A modalidade de dano ambiental quanto à espécie, tem sido classificada na doutrina internacional, como moral ou material. No caso de haver dano moral (material), a forma de recomposição se dá através da compensação do prejuízo de parte de quem produziu o dano. É o que dispõe o § 1º do art. 225 da Constituição Federal brasileira:
Art. 225. Todos têm direito ao meio ambiente ecologicamente equilibrado (...). § 1º Para assegurar a efetividade desse direito, incumbe ao Poder Público: I - preservar e restaurar os processos ecológicos essenciais e prover o manejo ecológico das espécies e ecossistemas; (...)
IV - exigir, na forma da lei, para instalação de obra ou atividade potencialmente causadora de significativa degradação do meio ambiente, estudo prévio de impacto ambiental, a que se dará publicidade; V - controlar a produção, a comercialização e o emprego de técnicas, métodos e substâncias que comportem risco para a vida, a qualidade de vida e o meio ambiente; (...)
VII - proteger a fauna e a flora, vedadas, na forma da lei, as práticas que coloquem em risco sua função ecológica, provoquem a extinção de espécies ou submetam os animais a crueldade.
Para estes casos também é possível a indenização em dinheiro como forma de compensação ou de reparação indireta a quem for atingido pelo dano, inclusive para os danos morais ambientais que são mais complexos, e pouco conhecidos. Estes não estão limitados aos direitos personalíssimos ou a espécie individual ou coletiva, e está sendo objeto de aprofundamento em outro estudo.
A Constituição Federal deixa claro que os prejuízos não traduzíveis em pecúnia, aqueles subjetivos, que podem ferir a integridade da pessoa, consubstanciados no art. 5º, XXXVI, seja no aspecto de ordem moral, psicológica ou emocional; todos estes prejuízos são passíveis de serem indenizados. Os bens e valores ambientais também estão sujeitos à indenização caso sofram algum dano, tendo aqui mais uma finalidade de compensação como uma obrigação moral, do que de ressarcimentos de cunho a penas econômico, por isto chamar-se de dano moral ao meio ambiente.

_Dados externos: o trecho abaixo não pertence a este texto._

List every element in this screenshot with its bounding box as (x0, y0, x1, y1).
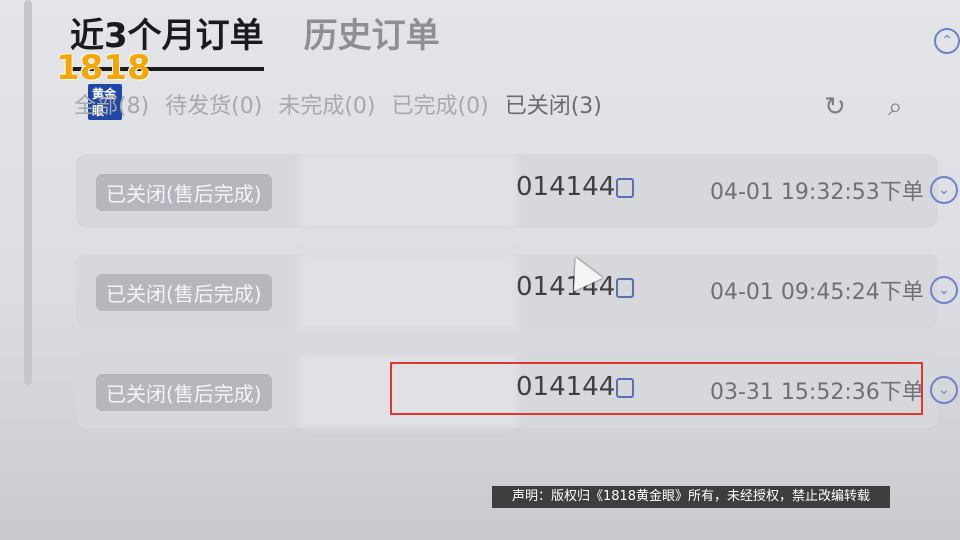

Do direito comparado observa-se que há uma tendência majoritária na forma de classificação do ato lesivo, como é o caso da Convenção do Conselho da Europa - Lugano, 21/07/1993 - que tratou o dano ambiental de maneira diferente do dano tradicional, individualizável, isto é, aplicou a responsabilização objetiva por risco, circunscrita a atividades perigosas que possam causar alguma alteração prejudicial ao meio ambiente, inclusive ao meio ambiente cultural, pois este é um aspecto ou um valor ambiental que é passível, senão frequentemente lesado, o que torna a temática ainda mais interessante, posto que tem-se vários aspectos do meio ambiente cultural a levar em consideração10, especialmente aqueles variáveis do patrimônio cultural, ainda que regulados de forma caótica ou não regulados, no ordenamento jurídico brasileiro, como é o caso do patrimônio paleontológico, um estudo pitoresco sobre a omissão legislativa e a responsabilidade do Estado11.
Na seqüência das normas que versam sobre a responsabilidade objetiva em matéria ambiental, o Brasil aderiu a mesma tendência internacional, como pode ser visto com o advento da Lei 9.605, de 12 de fevereiro de 1998, que trata dos crimes ambientais, qual até então, estava regulamentada pelo decreto n.º 3.179/99, passa agora a ser regulada pelo decreto 6514/2008, parcialmente alterado pelo decreto 6686/2008.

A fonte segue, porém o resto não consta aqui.